Many of the characteristic epidemiological and evolutionary patterns observed in this study for HMPV mirror the findings previously reported for RSV from the Kilifi population. For both viruses, the highest disease burden is in the paediatric population occurring during early infancy (though HMPV burden is overall smaller) [
49]. Both RSV and HMPV show an annual seasonal pattern with peak activity months well overlapped [
49,
50] and multiple genotypes occur during epidemics [
50,
59]. Further we show that like for RSV, analysis of the G protein encoding region distinguishes better the variability of strains occurring across epidemics than the F [
60]. Nonetheless, a few differences can still be picked in their patterns. Firstly, group/subgroup temporal dominance or replacement is clearer with RSV than HMPV [
59]. Secondly, the substitution rate observed in HMPV G appeared much higher than estimated for RSV G [
61]. Thirdly, most of the genetic variants in RSV occur over a single epidemic and disappear but for HMPV, variants seem to persist for more than a single epidemic before disappearing [
50]. To provide further new insights, future studies should undertake whole genome study of these viruses and analyze specimens collected over a longer time period and across multiple sites in Kenya and Africa for a better understanding of the transmission, evolution and persistence mechanisms of these important human pathogens.

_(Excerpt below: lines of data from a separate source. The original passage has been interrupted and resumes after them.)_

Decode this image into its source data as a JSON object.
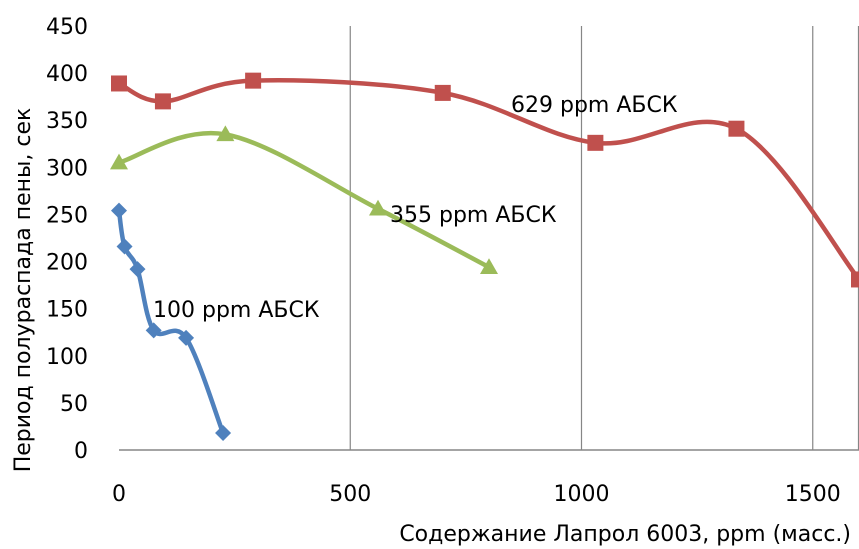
{
  "chart_data": {
    "type": "line",
    "xlabel": "Содержание Лапрол 6003, ppm (масс.)",
    "ylabel": "Период полураспада пены, сек",
    "xlim": [
      0,
      1600
    ],
    "ylim": [
      0,
      450
    ],
    "x_ticks": [
      "0",
      "500",
      "1000",
      "1500"
    ],
    "y_ticks": [
      "0",
      "50",
      "100",
      "150",
      "200",
      "250",
      "300",
      "350",
      "400",
      "450"
    ],
    "grid": "vertical",
    "series": [
      {
        "name": "100 ppm АБСК",
        "color": "#4F81BD",
        "marker": "diamond",
        "x": [
          0,
          12,
          40,
          75,
          145,
          225
        ],
        "y": [
          254,
          216,
          192,
          127,
          119,
          18
        ]
      },
      {
        "name": "355 ppm АБСК",
        "color": "#9BBB59",
        "marker": "triangle",
        "x": [
          0,
          230,
          560,
          800
        ],
        "y": [
          305,
          335,
          256,
          194
        ]
      },
      {
        "name": "629 ppm АБСК",
        "color": "#C0504D",
        "marker": "square",
        "x": [
          0,
          95,
          290,
          700,
          1030,
          1335,
          1600
        ],
        "y": [
          389,
          370,
          392,
          379,
          326,
          341,
          181
        ]
      }
    ]
  }
}
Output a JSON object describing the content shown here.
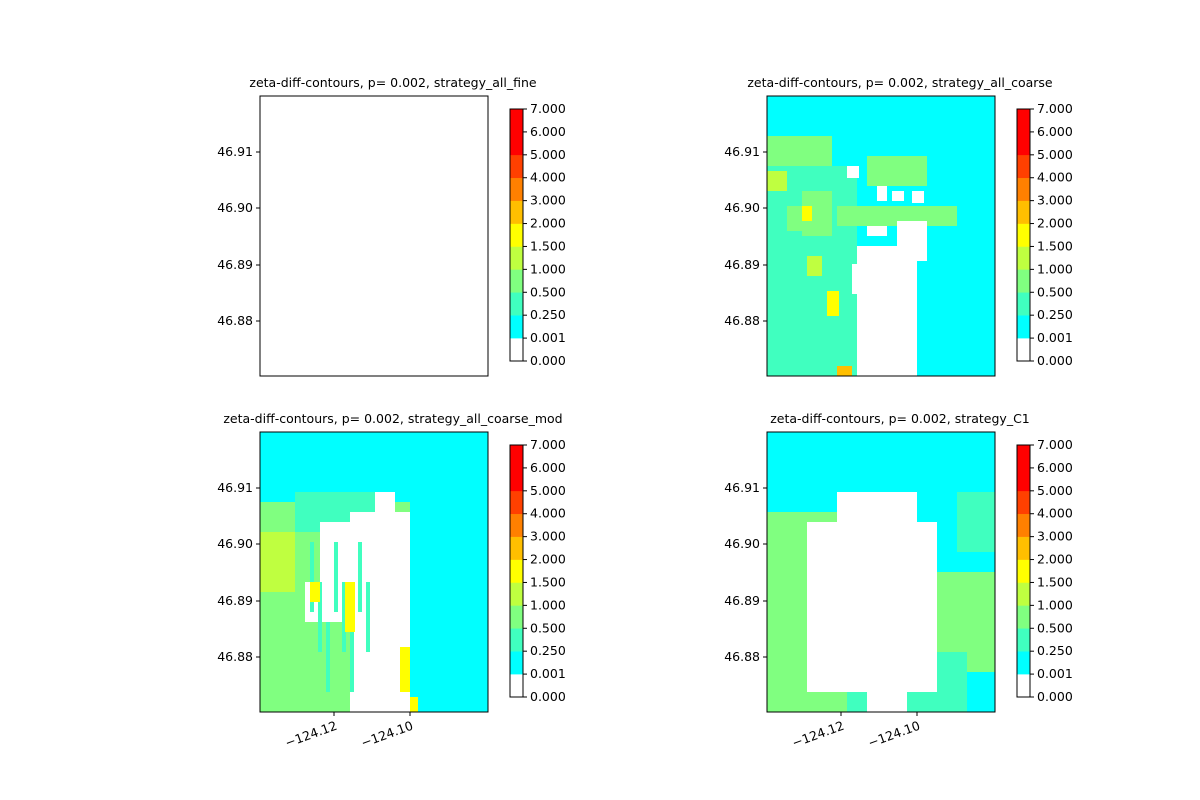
{
  "chart_data": [
    {
      "type": "heatmap",
      "title": "zeta-diff-contours, p= 0.002, strategy_all_fine",
      "yticks": [
        "46.91",
        "46.90",
        "46.89",
        "46.88"
      ],
      "xticks": [],
      "pattern": "fine",
      "colorbar": {
        "levels": [
          "0.000",
          "0.001",
          "0.250",
          "0.500",
          "1.000",
          "1.500",
          "2.000",
          "3.000",
          "4.000",
          "5.000",
          "6.000",
          "7.000"
        ],
        "colors": [
          "#ffffff",
          "#00ffff",
          "#40ffbf",
          "#80ff80",
          "#bfff40",
          "#ffff00",
          "#ffbf00",
          "#ff8000",
          "#ff4000",
          "#ff0000",
          "#ff0000"
        ]
      }
    },
    {
      "type": "heatmap",
      "title": "zeta-diff-contours, p= 0.002, strategy_all_coarse",
      "yticks": [
        "46.91",
        "46.90",
        "46.89",
        "46.88"
      ],
      "xticks": [],
      "pattern": "coarse",
      "colorbar": {
        "levels": [
          "0.000",
          "0.001",
          "0.250",
          "0.500",
          "1.000",
          "1.500",
          "2.000",
          "3.000",
          "4.000",
          "5.000",
          "6.000",
          "7.000"
        ],
        "colors": [
          "#ffffff",
          "#00ffff",
          "#40ffbf",
          "#80ff80",
          "#bfff40",
          "#ffff00",
          "#ffbf00",
          "#ff8000",
          "#ff4000",
          "#ff0000",
          "#ff0000"
        ]
      }
    },
    {
      "type": "heatmap",
      "title": "zeta-diff-contours, p= 0.002, strategy_all_coarse_mod",
      "yticks": [
        "46.91",
        "46.90",
        "46.89",
        "46.88"
      ],
      "xticks": [
        "−124.12",
        "−124.10"
      ],
      "pattern": "coarse_mod",
      "colorbar": {
        "levels": [
          "0.000",
          "0.001",
          "0.250",
          "0.500",
          "1.000",
          "1.500",
          "2.000",
          "3.000",
          "4.000",
          "5.000",
          "6.000",
          "7.000"
        ],
        "colors": [
          "#ffffff",
          "#00ffff",
          "#40ffbf",
          "#80ff80",
          "#bfff40",
          "#ffff00",
          "#ffbf00",
          "#ff8000",
          "#ff4000",
          "#ff0000",
          "#ff0000"
        ]
      }
    },
    {
      "type": "heatmap",
      "title": "zeta-diff-contours, p= 0.002, strategy_C1",
      "yticks": [
        "46.91",
        "46.90",
        "46.89",
        "46.88"
      ],
      "xticks": [
        "−124.12",
        "−124.10"
      ],
      "pattern": "c1",
      "colorbar": {
        "levels": [
          "0.000",
          "0.001",
          "0.250",
          "0.500",
          "1.000",
          "1.500",
          "2.000",
          "3.000",
          "4.000",
          "5.000",
          "6.000",
          "7.000"
        ],
        "colors": [
          "#ffffff",
          "#00ffff",
          "#40ffbf",
          "#80ff80",
          "#bfff40",
          "#ffff00",
          "#ffbf00",
          "#ff8000",
          "#ff4000",
          "#ff0000",
          "#ff0000"
        ]
      }
    }
  ]
}
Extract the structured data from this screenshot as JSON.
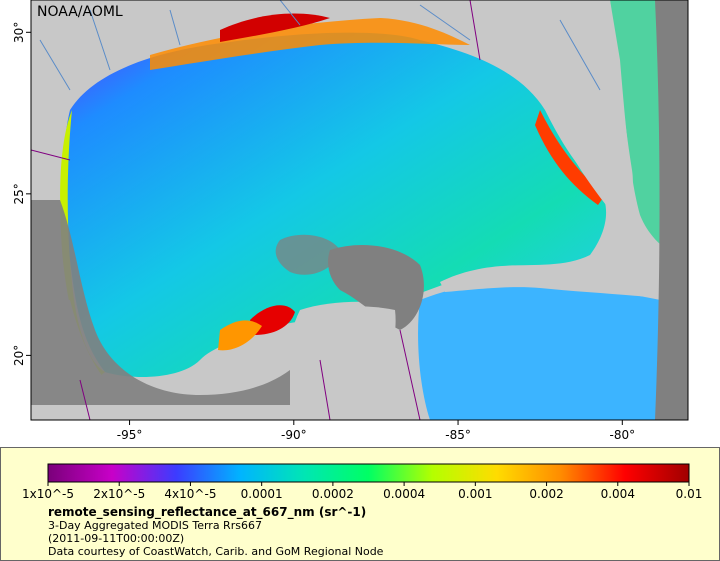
{
  "map": {
    "credit": "NOAA/AOML",
    "lon_range": [
      -98,
      -78
    ],
    "lat_range": [
      18,
      31
    ],
    "lon_ticks": [
      {
        "value": -95,
        "label": "-95°"
      },
      {
        "value": -90,
        "label": "-90°"
      },
      {
        "value": -85,
        "label": "-85°"
      },
      {
        "value": -80,
        "label": "-80°"
      }
    ],
    "lat_ticks": [
      {
        "value": 30,
        "label": "30°"
      },
      {
        "value": 25,
        "label": "25°"
      },
      {
        "value": 20,
        "label": "20°"
      }
    ],
    "colors": {
      "land": "#c8c8c8",
      "no_data": "#808080",
      "frame": "#000000"
    }
  },
  "legend": {
    "tick_labels": [
      "1x10^-5",
      "2x10^-5",
      "4x10^-5",
      "0.0001",
      "0.0002",
      "0.0004",
      "0.001",
      "0.002",
      "0.004",
      "0.01"
    ],
    "scale": "log",
    "range": [
      1e-05,
      0.01
    ],
    "colormap": [
      "#7a007a",
      "#c800c8",
      "#3c3cff",
      "#00b4ff",
      "#00e6b4",
      "#00ff64",
      "#b4ff00",
      "#ffdc00",
      "#ff8c00",
      "#ff0000",
      "#a00000"
    ],
    "variable": "remote_sensing_reflectance_at_667_nm (sr^-1)",
    "subtitle": "3-Day Aggregated MODIS Terra Rrs667",
    "timestamp": "(2011-09-11T00:00:00Z)",
    "courtesy": "Data courtesy of CoastWatch, Carib. and GoM Regional Node"
  }
}
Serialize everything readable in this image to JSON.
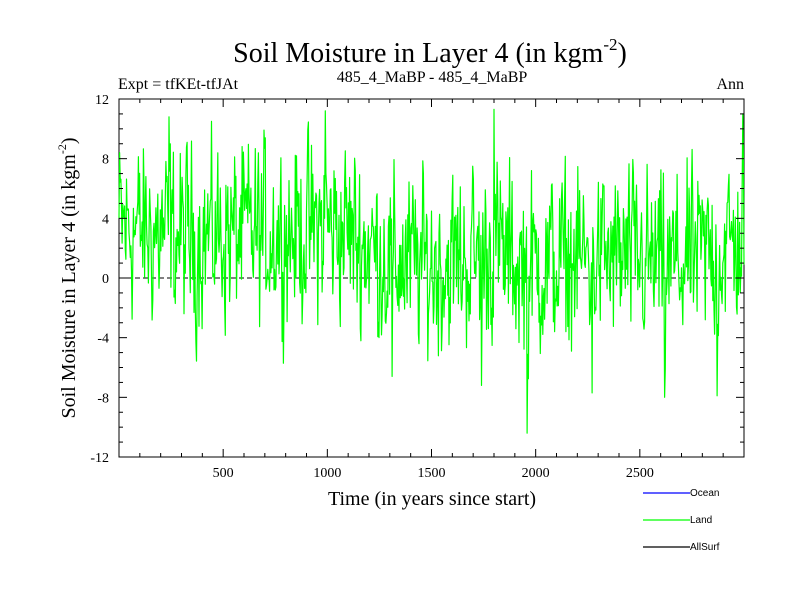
{
  "chart_data": {
    "type": "line",
    "title": "Soil Moisture in Layer 4 (in kgm",
    "title_superscript": "-2",
    "title_close": ")",
    "subtitle_left": "Expt = tfKEt-tfJAt",
    "subtitle_center": "485_4_MaBP - 485_4_MaBP",
    "subtitle_right": "Ann",
    "xlabel": "Time (in years since start)",
    "ylabel": "Soil Moisture in Layer 4 (in kgm",
    "ylabel_superscript": "-2",
    "ylabel_close": ")",
    "xlim": [
      0,
      3000
    ],
    "ylim": [
      -12,
      12
    ],
    "xticks": [
      500,
      1000,
      1500,
      2000,
      2500
    ],
    "yticks": [
      -12,
      -8,
      -4,
      0,
      4,
      8,
      12
    ],
    "zero_line": true,
    "grid": false,
    "legend_placement": "bottom-right",
    "series": [
      {
        "name": "Ocean",
        "color": "#0000ff",
        "values": []
      },
      {
        "name": "Land",
        "color": "#00ff00",
        "envelope_mean": [
          [
            0,
            3.5
          ],
          [
            150,
            3.0
          ],
          [
            300,
            2.8
          ],
          [
            450,
            2.9
          ],
          [
            600,
            3.0
          ],
          [
            750,
            3.0
          ],
          [
            900,
            3.2
          ],
          [
            1000,
            3.5
          ],
          [
            1100,
            3.2
          ],
          [
            1200,
            2.0
          ],
          [
            1300,
            1.2
          ],
          [
            1400,
            1.0
          ],
          [
            1500,
            0.8
          ],
          [
            1600,
            1.0
          ],
          [
            1700,
            1.5
          ],
          [
            1800,
            1.8
          ],
          [
            1900,
            1.0
          ],
          [
            2000,
            0.8
          ],
          [
            2100,
            1.0
          ],
          [
            2200,
            1.2
          ],
          [
            2300,
            1.5
          ],
          [
            2400,
            1.2
          ],
          [
            2500,
            1.2
          ],
          [
            2600,
            0.6
          ],
          [
            2700,
            1.0
          ],
          [
            2800,
            1.5
          ],
          [
            2900,
            2.0
          ],
          [
            3000,
            2.5
          ]
        ],
        "amplitude": 2.8,
        "extremes": [
          {
            "x": 240,
            "y": 10.8
          },
          {
            "x": 370,
            "y": -4.3
          },
          {
            "x": 990,
            "y": 11.2
          },
          {
            "x": 1310,
            "y": -6.6
          },
          {
            "x": 1740,
            "y": -7.2
          },
          {
            "x": 1800,
            "y": 11.3
          },
          {
            "x": 1960,
            "y": -10.4
          },
          {
            "x": 2270,
            "y": -7.7
          },
          {
            "x": 2620,
            "y": -8.0
          },
          {
            "x": 2870,
            "y": -7.9
          },
          {
            "x": 2995,
            "y": 11.0
          }
        ]
      },
      {
        "name": "AllSurf",
        "color": "#000000",
        "values": []
      }
    ]
  }
}
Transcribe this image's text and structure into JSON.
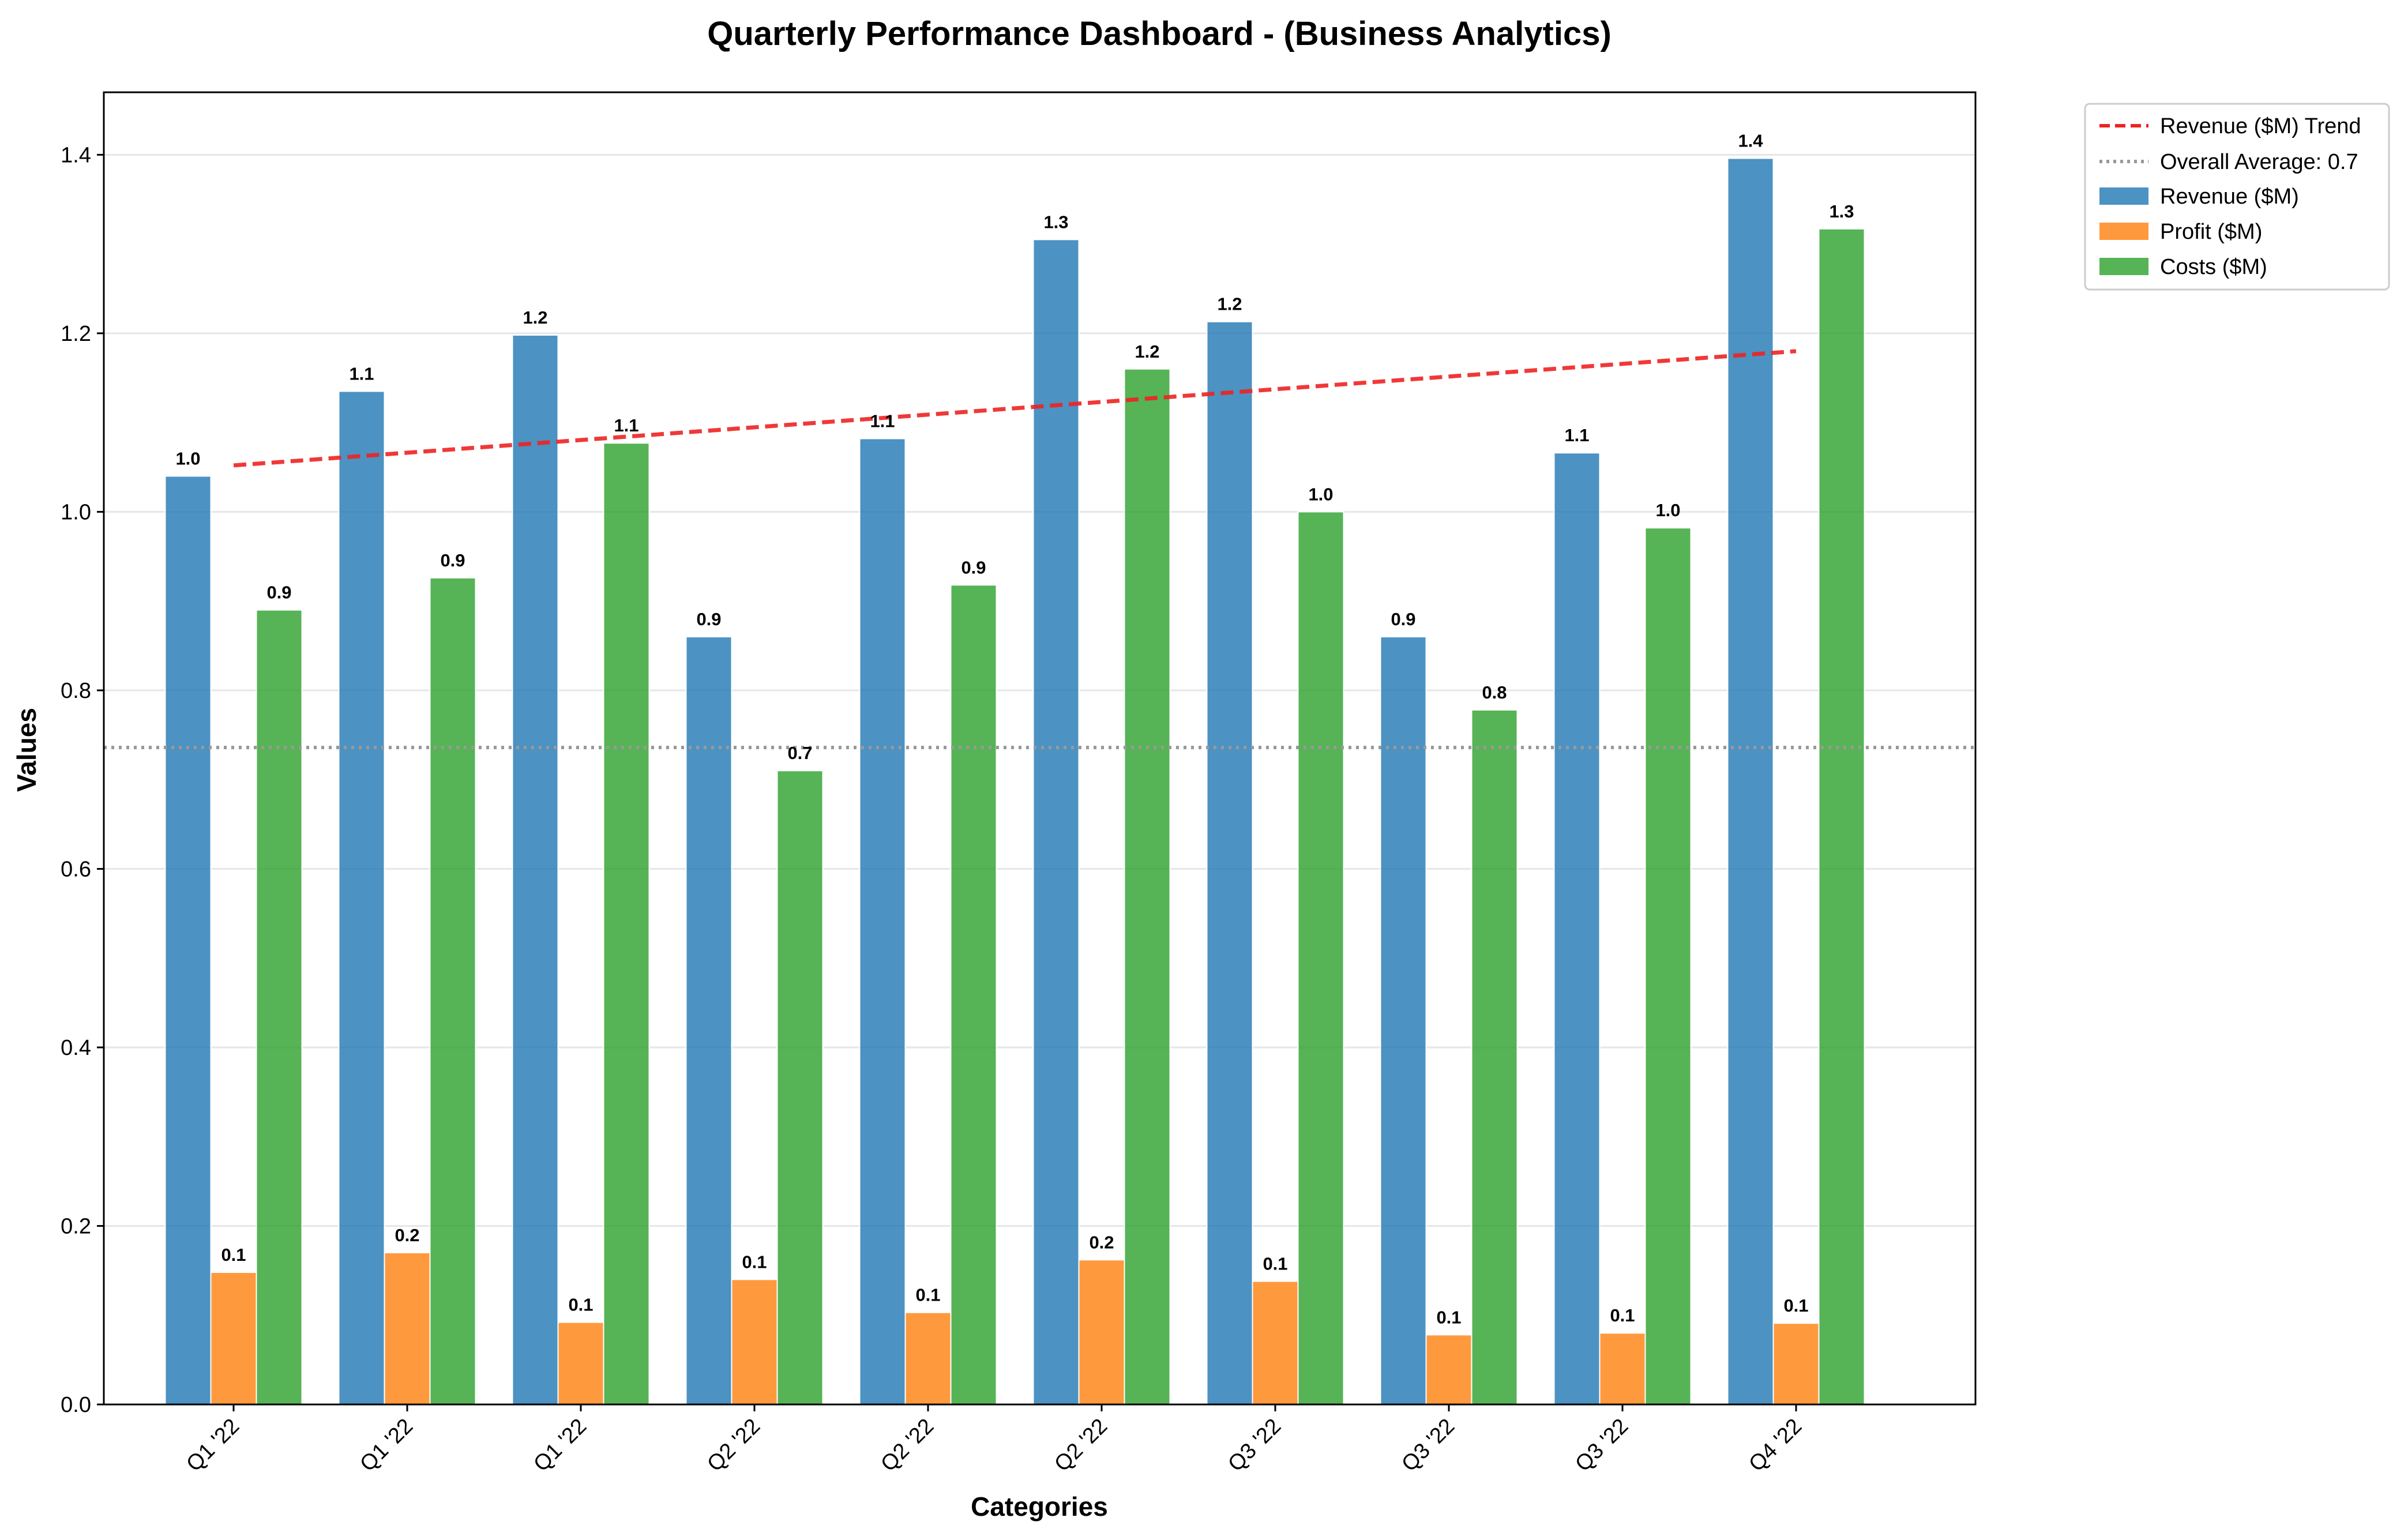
{
  "chart_data": {
    "type": "bar",
    "title": "Quarterly Performance Dashboard - (Business Analytics)",
    "xlabel": "Categories",
    "ylabel": "Values",
    "ylim": [
      0,
      1.47
    ],
    "yticks": [
      "0.0",
      "0.2",
      "0.4",
      "0.6",
      "0.8",
      "1.0",
      "1.2",
      "1.4"
    ],
    "categories": [
      "Q1 '22",
      "Q1 '22",
      "Q1 '22",
      "Q2 '22",
      "Q2 '22",
      "Q2 '22",
      "Q3 '22",
      "Q3 '22",
      "Q3 '22",
      "Q4 '22"
    ],
    "series": [
      {
        "name": "Revenue ($M)",
        "color": "#1f77b4",
        "values": [
          1.04,
          1.135,
          1.198,
          0.86,
          1.082,
          1.305,
          1.213,
          0.86,
          1.066,
          1.396
        ],
        "labels": [
          "1.0",
          "1.1",
          "1.2",
          "0.9",
          "1.1",
          "1.3",
          "1.2",
          "0.9",
          "1.1",
          "1.4"
        ]
      },
      {
        "name": "Profit ($M)",
        "color": "#ff7f0e",
        "values": [
          0.148,
          0.17,
          0.092,
          0.14,
          0.103,
          0.162,
          0.138,
          0.078,
          0.08,
          0.091
        ],
        "labels": [
          "0.1",
          "0.2",
          "0.1",
          "0.1",
          "0.1",
          "0.2",
          "0.1",
          "0.1",
          "0.1",
          "0.1"
        ]
      },
      {
        "name": "Costs ($M)",
        "color": "#2ca02c",
        "values": [
          0.89,
          0.926,
          1.077,
          0.71,
          0.918,
          1.16,
          1.0,
          0.778,
          0.982,
          1.317
        ],
        "labels": [
          "0.9",
          "0.9",
          "1.1",
          "0.7",
          "0.9",
          "1.2",
          "1.0",
          "0.8",
          "1.0",
          "1.3"
        ]
      }
    ],
    "trend": {
      "name": "Revenue ($M) Trend",
      "color": "#ee2222",
      "start": 1.052,
      "end": 1.18
    },
    "average": {
      "name": "Overall Average: 0.7",
      "value": 0.736,
      "color": "#999999"
    },
    "legend_position": "top-right",
    "grid": "y"
  }
}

There are a number of limitations of this study that should be considered when interpreting the results. Fewer G gene sequences were obtained from the study, relative to F, and this could be the reason that only the A2 variant from the worldwide pool was identified. There was a change through time in the selection of samples for testing based on residency status, which would have resulted in a wider catchment area for 2010-11 than earlier. However, the low level of temporal clustering observed suggests the samples to be drawn from a similar pool of variants. As noted in previous reports from this surveillance [
27,
43,
49], collection of nasal specimens from children with life-threatening features is a continual challenge that could bias estimates of prevalence and variant composition.
Acknowledgements
We thank the clinical and laboratory teams for collection and processing of specimens. Specifically, we would like to thank Anne Bett, Caroline Gitahi, Getrude Ndanu, Clement Lewa, Alexander Gichuki and James Kipkoech for screening the samples for respiratory viruses and Alex Mutuku for help with data analysis. We would like to thank James Berkley for allowing us to use samples collected in 2007 and Mwanajuma Ngama for running the study in the wards. We also thank the parents and guardians of the children for accepting to participate in this study. This work was supported by the Wellcome Trust, UK [102975], [084633] and [077092]. This article is published with permission of Director of KEMRI.